A furin is a small Japanese wind chime, which is traditionally hung from houses during the summer. It has the shape of a bell with the clapper in the center of the chime. A strip of paper, called the tanzaku, hangs from the clapper. When the wind blows, the tanzaku causes the clapper to strike the sides of the chime, thus making the furin toll. In the stifling summer heat, a jingle from these bells means cool breezes.

The furin has been well-loved and widely used throughout Japan for centuries. It’s said that people in the Edo period who had a special love for the furin paid careful attention to these bells. They made a point of taking in the furin before going to bed, and also on windy, rainy days so as not to be a nuisance to others.
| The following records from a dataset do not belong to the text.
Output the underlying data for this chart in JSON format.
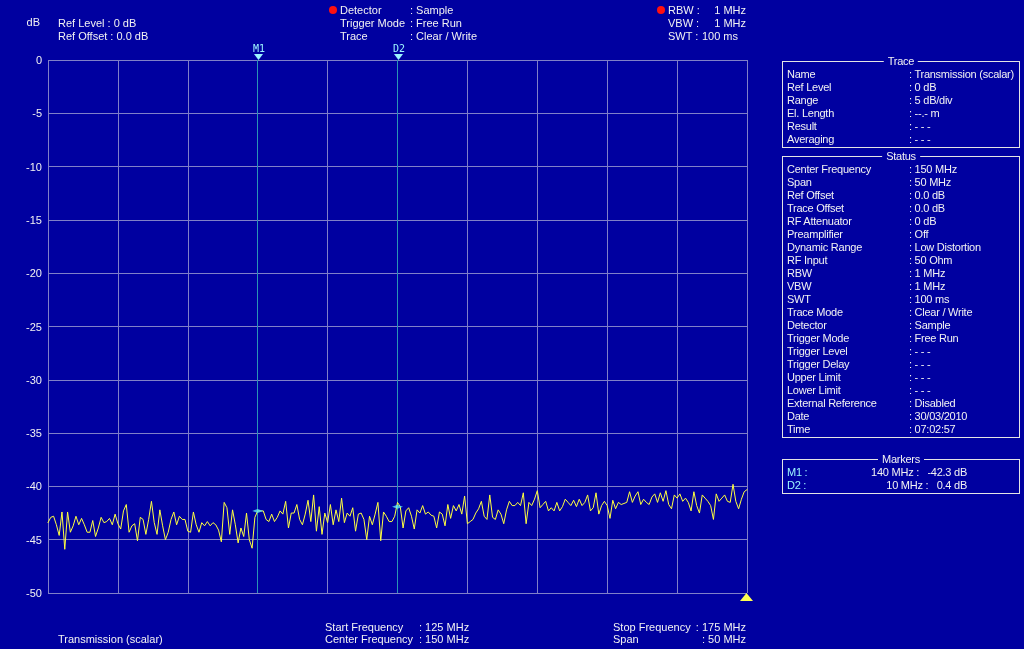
{
  "chart_data": [
    {
      "type": "line",
      "ylabel": "dB",
      "annotations": [
        "Ref Level : 0 dB",
        "Ref Offset : 0.0 dB",
        "Detector",
        ": Sample",
        "Trigger Mode",
        ": Free Run",
        "Trace",
        ": Clear / Write",
        "RBW :",
        "1 MHz",
        "VBW :",
        "1 MHz",
        "SWT :",
        "100 ms",
        "Transmission (scalar)",
        "Start Frequency",
        ": 125 MHz",
        "Center Frequency",
        ": 150 MHz",
        "Stop Frequency",
        ": 175 MHz",
        "Span",
        ": 50 MHz",
        "M1",
        "D2"
      ],
      "categories": [
        null,
        null,
        null,
        null,
        null,
        null,
        null,
        null,
        null,
        null,
        null,
        null,
        null,
        null,
        null,
        null,
        null,
        null,
        null,
        null,
        null,
        null,
        null,
        null,
        null,
        null,
        null,
        null,
        null,
        null,
        null,
        null,
        null,
        null,
        null,
        null,
        null,
        null,
        null,
        null,
        null,
        null,
        null,
        null,
        null,
        null,
        null,
        null,
        null,
        null,
        null,
        null,
        null,
        null,
        null,
        null,
        null,
        null,
        null,
        null,
        null,
        null,
        null,
        null,
        null,
        null,
        null,
        null,
        null,
        null,
        null,
        null,
        null,
        null,
        null,
        null,
        null,
        null,
        null,
        null,
        null,
        null,
        null,
        null,
        null,
        null,
        null,
        null,
        null,
        null,
        null,
        null,
        null,
        null,
        null,
        null,
        null,
        null,
        null,
        null,
        null,
        null,
        null,
        null,
        null,
        null,
        null,
        null,
        null,
        null,
        null,
        null,
        null,
        null,
        null,
        null,
        null,
        null,
        null,
        null,
        null,
        null,
        null,
        null,
        null,
        null,
        null,
        null,
        null,
        null,
        null,
        null,
        null,
        null,
        null,
        null,
        null,
        null,
        null,
        null,
        null,
        null,
        null,
        null,
        null,
        null,
        null,
        null,
        null,
        null,
        null,
        null,
        null,
        null,
        null,
        null,
        null,
        null,
        null,
        null,
        null,
        null,
        null,
        null,
        null,
        null,
        null,
        null,
        null,
        null,
        null,
        null,
        null,
        null,
        null,
        null,
        null,
        null,
        null,
        null,
        null,
        null,
        null,
        null,
        null,
        null,
        null,
        null,
        null,
        null,
        null,
        null,
        null,
        null,
        null,
        null,
        null,
        null,
        null,
        null,
        null,
        null,
        null,
        null,
        null,
        null,
        null,
        null,
        null,
        null,
        null,
        null,
        null,
        null,
        null,
        null,
        null,
        null,
        null,
        null,
        null,
        null,
        null,
        null,
        null,
        null,
        null,
        null,
        null,
        null,
        null,
        null,
        null,
        null,
        null,
        null,
        null,
        null,
        null,
        null,
        null,
        null,
        null,
        null,
        null,
        null,
        null,
        null,
        null,
        null,
        null
      ],
      "ylim": [
        -50,
        0
      ],
      "yticks": [
        -50,
        -45,
        -40,
        -35,
        -30,
        -25,
        -20,
        -15,
        -10,
        -5,
        0
      ],
      "tick_labels": "y",
      "grid": true,
      "line_style": "solid",
      "series": [
        {
          "color": "#ffff40",
          "marker": "none",
          "values": [
            -43.4,
            -42.9,
            -42.8,
            -43.6,
            -44.6,
            -42.4,
            -45.9,
            -42.4,
            -44.3,
            -43.7,
            -42.8,
            -43.6,
            -43.0,
            -43.6,
            -44.3,
            -44.3,
            -43.2,
            -44.7,
            -43.9,
            -42.9,
            -43.4,
            -43.3,
            -43.0,
            -43.6,
            -42.6,
            -43.5,
            -44.0,
            -42.3,
            -41.7,
            -44.3,
            -43.7,
            -43.5,
            -45.1,
            -42.9,
            -43.1,
            -44.5,
            -43.1,
            -41.4,
            -43.4,
            -44.5,
            -42.2,
            -43.7,
            -45.0,
            -44.3,
            -43.1,
            -42.4,
            -43.6,
            -42.8,
            -43.1,
            -43.1,
            -44.2,
            -44.3,
            -42.4,
            -43.6,
            -44.3,
            -43.4,
            -43.7,
            -43.3,
            -43.7,
            -43.4,
            -43.6,
            -44.1,
            -45.2,
            -41.5,
            -42.0,
            -44.5,
            -42.2,
            -43.6,
            -45.3,
            -43.9,
            -44.7,
            -42.5,
            -45.0,
            -45.8,
            -42.9,
            -42.3,
            -42.3,
            -42.3,
            -43.1,
            -43.3,
            -42.6,
            -43.3,
            -42.9,
            -42.3,
            -42.6,
            -41.4,
            -43.9,
            -42.5,
            -42.5,
            -41.7,
            -43.1,
            -43.6,
            -42.6,
            -41.3,
            -43.3,
            -40.8,
            -44.2,
            -41.9,
            -44.5,
            -42.5,
            -43.4,
            -41.7,
            -43.6,
            -42.2,
            -43.3,
            -41.1,
            -43.4,
            -42.5,
            -42.8,
            -42.0,
            -44.2,
            -42.6,
            -42.5,
            -43.1,
            -45.0,
            -42.8,
            -43.6,
            -42.6,
            -41.5,
            -45.1,
            -42.4,
            -42.8,
            -43.3,
            -43.3,
            -42.8,
            -41.5,
            -41.9,
            -43.9,
            -42.3,
            -42.0,
            -42.8,
            -44.0,
            -42.2,
            -42.5,
            -41.8,
            -42.6,
            -42.4,
            -42.7,
            -42.8,
            -43.9,
            -42.4,
            -42.6,
            -43.7,
            -41.7,
            -43.0,
            -41.8,
            -42.3,
            -41.7,
            -42.6,
            -40.9,
            -43.5,
            -43.3,
            -43.1,
            -42.5,
            -42.1,
            -41.4,
            -42.8,
            -43.1,
            -40.8,
            -42.9,
            -43.1,
            -42.2,
            -42.6,
            -43.5,
            -42.2,
            -41.4,
            -41.8,
            -41.8,
            -41.5,
            -41.8,
            -40.6,
            -43.5,
            -41.5,
            -41.8,
            -41.2,
            -40.4,
            -42.0,
            -41.7,
            -41.4,
            -42.3,
            -42.0,
            -42.3,
            -41.5,
            -42.3,
            -41.9,
            -41.2,
            -41.5,
            -41.8,
            -41.3,
            -41.9,
            -41.2,
            -41.8,
            -41.5,
            -40.8,
            -42.3,
            -42.0,
            -40.6,
            -42.6,
            -41.8,
            -41.4,
            -41.8,
            -43.0,
            -41.3,
            -42.1,
            -41.5,
            -41.7,
            -41.6,
            -41.5,
            -40.5,
            -41.5,
            -40.9,
            -40.5,
            -41.7,
            -41.2,
            -41.5,
            -41.7,
            -41.0,
            -40.7,
            -41.5,
            -40.6,
            -41.4,
            -40.4,
            -41.7,
            -42.1,
            -40.8,
            -41.1,
            -40.7,
            -41.4,
            -41.1,
            -41.5,
            -42.3,
            -40.5,
            -41.8,
            -42.5,
            -40.8,
            -41.1,
            -41.4,
            -41.8,
            -43.1,
            -40.7,
            -41.4,
            -41.1,
            -40.8,
            -41.4,
            -41.5,
            -39.8,
            -41.4,
            -42.1,
            -41.2,
            -40.5,
            -40.3
          ]
        },
        {
          "type": "scatter",
          "color": "#60e8f8",
          "values": [
            null,
            null,
            null,
            null,
            null,
            null,
            null,
            null,
            null,
            null,
            null,
            null,
            null,
            null,
            null,
            null,
            null,
            null,
            null,
            null,
            null,
            null,
            null,
            null,
            null,
            null,
            null,
            null,
            null,
            null,
            null,
            null,
            null,
            null,
            null,
            null,
            null,
            null,
            null,
            null,
            null,
            null,
            null,
            null,
            null,
            null,
            null,
            null,
            null,
            null,
            null,
            null,
            null,
            null,
            null,
            null,
            null,
            null,
            null,
            null,
            null,
            null,
            null,
            null,
            null,
            null,
            null,
            null,
            null,
            null,
            null,
            null,
            null,
            null,
            null,
            -42.3,
            null,
            null,
            null,
            null,
            null,
            null,
            null,
            null,
            null,
            null,
            null,
            null,
            null,
            null,
            null,
            null,
            null,
            null,
            null,
            null,
            null,
            null,
            null,
            null,
            null,
            null,
            null,
            null,
            null,
            null,
            null,
            null,
            null,
            null,
            null,
            null,
            null,
            null,
            null,
            null,
            null,
            null,
            null,
            null,
            null,
            null,
            null,
            null,
            null,
            -41.9,
            null,
            null,
            null,
            null,
            null,
            null,
            null,
            null,
            null,
            null,
            null,
            null,
            null,
            null,
            null,
            null,
            null,
            null,
            null,
            null,
            null,
            null,
            null,
            null,
            null,
            null,
            null,
            null,
            null,
            null,
            null,
            null,
            null,
            null,
            null,
            null,
            null,
            null,
            null,
            null,
            null,
            null,
            null,
            null,
            null,
            null,
            null,
            null,
            null,
            null,
            null,
            null,
            null,
            null,
            null,
            null,
            null,
            null,
            null,
            null,
            null,
            null,
            null,
            null,
            null,
            null,
            null,
            null,
            null,
            null,
            null,
            null,
            null,
            null,
            null,
            null,
            null,
            null,
            null,
            null,
            null,
            null,
            null,
            null,
            null,
            null,
            null,
            null,
            null,
            null,
            null,
            null,
            null,
            null,
            null,
            null,
            null,
            null,
            null,
            null,
            null,
            null,
            null,
            null,
            null,
            null,
            null,
            null,
            null,
            null,
            null,
            null,
            null,
            null,
            null,
            null,
            null,
            null,
            null,
            null,
            null,
            null,
            null,
            null,
            null
          ]
        }
      ]
    },
    {
      "type": "other",
      "title": "Trace",
      "annotations": [
        "Name",
        ": Transmission (scalar)",
        "Ref Level",
        ": 0 dB",
        "Range",
        ": 5 dB/div",
        "El. Length",
        ": --.- m",
        "Result",
        ": - - -",
        "Averaging",
        ": - - -"
      ]
    },
    {
      "type": "other",
      "title": "Status",
      "annotations": [
        "Center Frequency",
        ": 150 MHz",
        "Span",
        ": 50 MHz",
        "Ref Offset",
        ": 0.0 dB",
        "Trace Offset",
        ": 0.0 dB",
        "RF Attenuator",
        ": 0 dB",
        "Preamplifier",
        ": Off",
        "Dynamic Range",
        ": Low Distortion",
        "RF Input",
        ": 50 Ohm",
        "RBW",
        ": 1 MHz",
        "VBW",
        ": 1 MHz",
        "SWT",
        ": 100 ms",
        "Trace Mode",
        ": Clear / Write",
        "Detector",
        ": Sample",
        "Trigger Mode",
        ": Free Run",
        "Trigger Level",
        ": - - -",
        "Trigger Delay",
        ": - - -",
        "Upper Limit",
        ": - - -",
        "Lower Limit",
        ": - - -",
        "External Reference",
        ": Disabled",
        "Date",
        ": 30/03/2010",
        "Time",
        ": 07:02:57"
      ]
    },
    {
      "type": "other",
      "title": "Markers",
      "annotations": [
        "M1 :",
        "140 MHz :   -42.3 dB",
        "D2 :",
        "10 MHz :   0.4 dB"
      ]
    }
  ]
}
With the sounds of furins filling the air during summertime, one might also see more people wearing ‘yukata’ for summer festivals. Yukata is traditional Japanese clothing for summer. Unlike regular kimono, yukata have one layer of cloth and are worn directly over underwear (garments are worn under kimonos). Yukata is easy to wear and more suitable for a hot summer day! These days, young Japanese people wear yukata to watch summer fireworks or while attending summer festivals, particularly Obon Festival, a festival honoring the spirits of the ancestors. It’s also popular for foreign tourists to wear yukata while sightseeing, especially in historical areas like Kyoto.